Home

Hoge Raad, 30-06-2000, AA6341, C98/365HR

Hoge Raad, 30-06-2000, AA6341, C98/365HR

Inhoudsindicatie

-

Uitspraak

30 juni 2000

Eerste Kamer

Nr. C98/365HR

Hoge Raad der Nederlanden

Arrest

in de zaak van:

[De vrouw],

wonende te [woonplaats],

EISERES tot cassatie,

advocaat: mr. E. van Staden ten Brink,

t e g e n

de gezamenlijke erfgenamen van [de man],

laatstelijk gewoond hebbend te [woonplaats],

VERWEERDERS in cassatie,

advocaat: mr.
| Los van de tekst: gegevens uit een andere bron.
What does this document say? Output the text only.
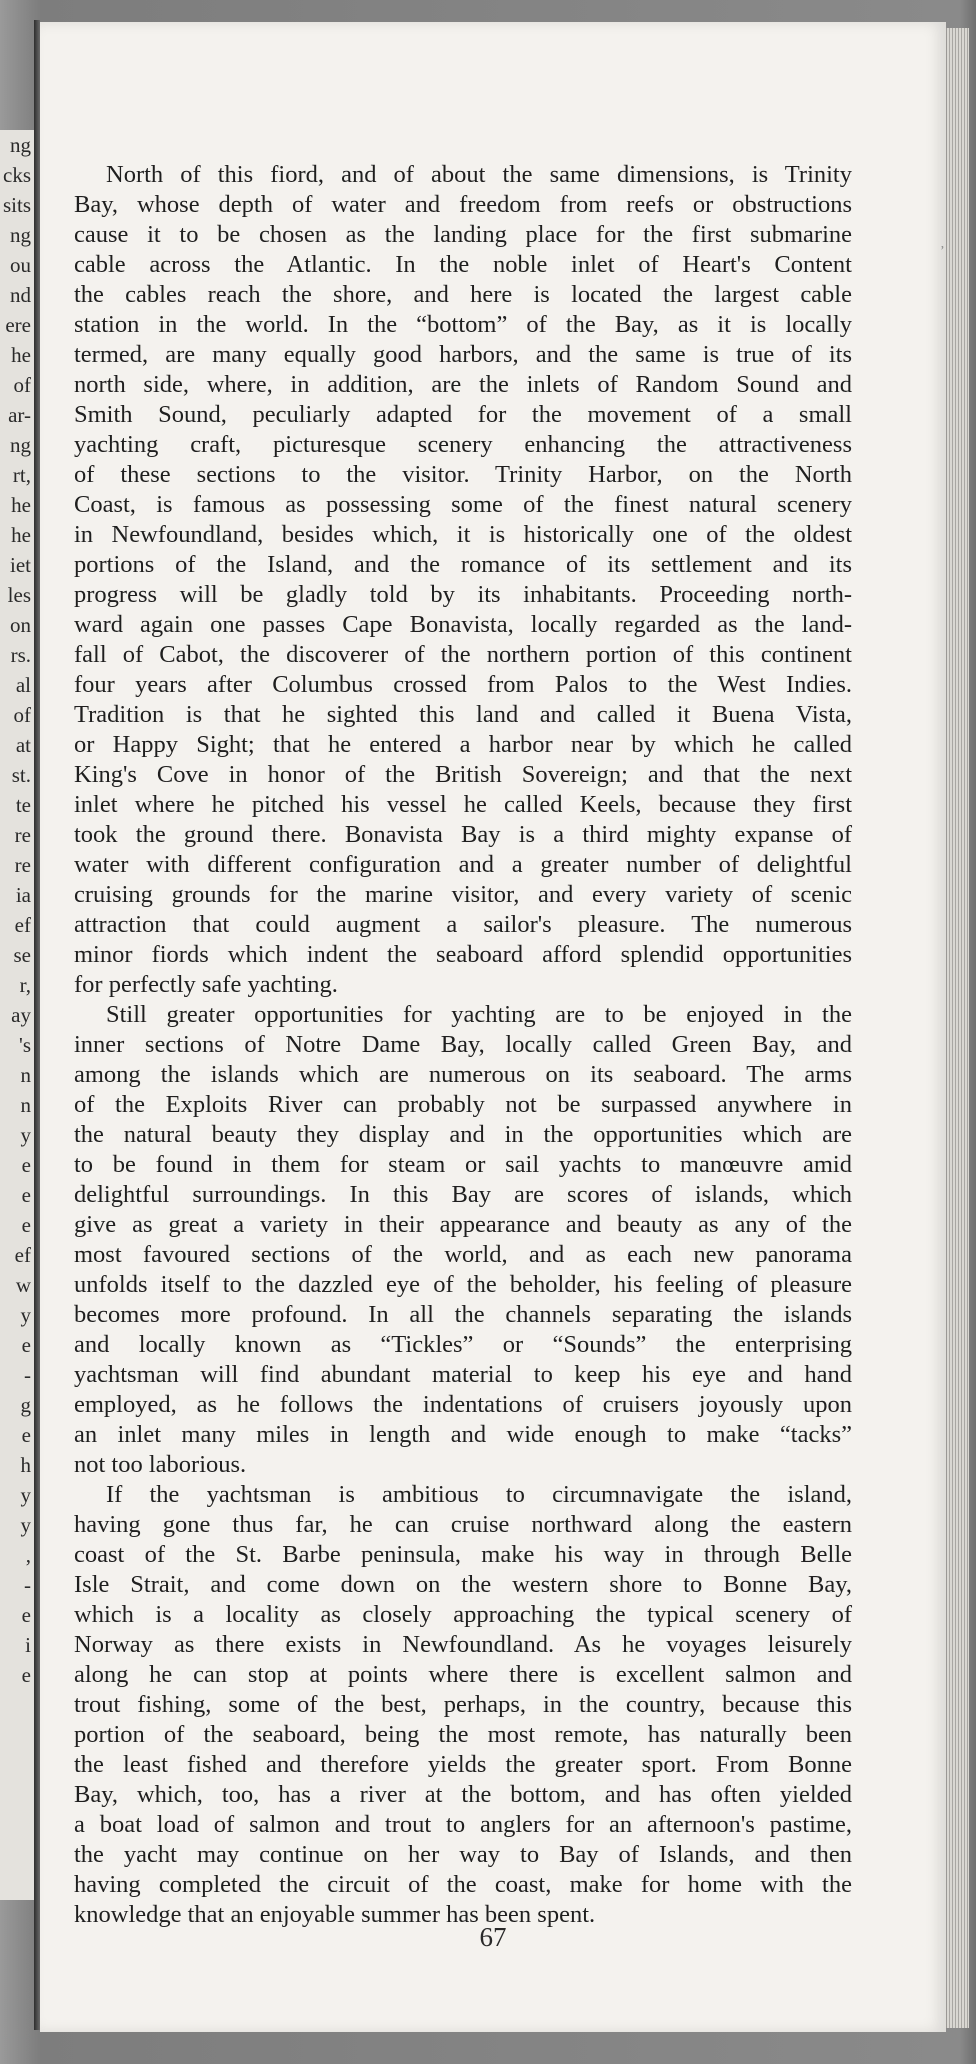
ng
cks
sits
ng
ou
nd
ere
he
of
ar-
ng
rt,
he
he
iet
les
on
rs.
al
of
at
st.
te
re
re
ia
ef
se
r,
ay
's
n
n
y
e
e
e
ef
w
y
e
-
g
e
h
y
y
,
-
e
i
e
North of this fiord, and of about the same dimensions, is Trinity
Bay, whose depth of water and freedom from reefs or obstructions
cause it to be chosen as the landing place for the first submarine
cable across the Atlantic. In the noble inlet of Heart's Content
the cables reach the shore, and here is located the largest cable
station in the world. In the “bottom” of the Bay, as it is locally
termed, are many equally good harbors, and the same is true of its
north side, where, in addition, are the inlets of Random Sound and
Smith Sound, peculiarly adapted for the movement of a small
yachting craft, picturesque scenery enhancing the attractiveness
of these sections to the visitor. Trinity Harbor, on the North
Coast, is famous as possessing some of the finest natural scenery
in Newfoundland, besides which, it is historically one of the oldest
portions of the Island, and the romance of its settlement and its
progress will be gladly told by its inhabitants. Proceeding north-
ward again one passes Cape Bonavista, locally regarded as the land-
fall of Cabot, the discoverer of the northern portion of this continent
four years after Columbus crossed from Palos to the West Indies.
Tradition is that he sighted this land and called it Buena Vista,
or Happy Sight; that he entered a harbor near by which he called
King's Cove in honor of the British Sovereign; and that the next
inlet where he pitched his vessel he called Keels, because they first
took the ground there. Bonavista Bay is a third mighty expanse of
water with different configuration and a greater number of delightful
cruising grounds for the marine visitor, and every variety of scenic
attraction that could augment a sailor's pleasure. The numerous
minor fiords which indent the seaboard afford splendid opportunities
for perfectly safe yachting.
Still greater opportunities for yachting are to be enjoyed in the
inner sections of Notre Dame Bay, locally called Green Bay, and
among the islands which are numerous on its seaboard. The arms
of the Exploits River can probably not be surpassed anywhere in
the natural beauty they display and in the opportunities which are
to be found in them for steam or sail yachts to manœuvre amid
delightful surroundings. In this Bay are scores of islands, which
give as great a variety in their appearance and beauty as any of the
most favoured sections of the world, and as each new panorama
unfolds itself to the dazzled eye of the beholder, his feeling of pleasure
becomes more profound. In all the channels separating the islands
and locally known as “Tickles” or “Sounds” the enterprising
yachtsman will find abundant material to keep his eye and hand
employed, as he follows the indentations of cruisers joyously upon
an inlet many miles in length and wide enough to make “tacks”
not too laborious.
If the yachtsman is ambitious to circumnavigate the island,
having gone thus far, he can cruise northward along the eastern
coast of the St. Barbe peninsula, make his way in through Belle
Isle Strait, and come down on the western shore to Bonne Bay,
which is a locality as closely approaching the typical scenery of
Norway as there exists in Newfoundland. As he voyages leisurely
along he can stop at points where there is excellent salmon and
trout fishing, some of the best, perhaps, in the country, because this
portion of the seaboard, being the most remote, has naturally been
the least fished and therefore yields the greater sport. From Bonne
Bay, which, too, has a river at the bottom, and has often yielded
a boat load of salmon and trout to anglers for an afternoon's pastime,
the yacht may continue on her way to Bay of Islands, and then
having completed the circuit of the coast, make for home with the
knowledge that an enjoyable summer has been spent.
67
’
L. van Heijningen.

1. Het geding in feitelijke instanties

[De man] - heeft bij exploit van 23 oktober 1996 eiseres tot cassatie - verder te noemen: de vrouw - in kort geding gedagvaard voor de President van de Rechtbank te Assen en gevorderd de vrouw te veroordelen tot betaling aan de man binnen acht dagen na betekening van het vonnis van een bedrag van ƒ 57.077,--, vermeerderd met de wettelijke rente over dit bedrag vanaf 16 augustus 1993.

De vrouw heeft de vordering bestreden en in reconventie gevorderd de man te veroordelen om aan haar te betalen een bedrag van ƒ 36.749,-- met de wettelijke rente daarover vanaf 6 november 1996.

De man heeft in reconventie de vordering van de vrouw bestreden.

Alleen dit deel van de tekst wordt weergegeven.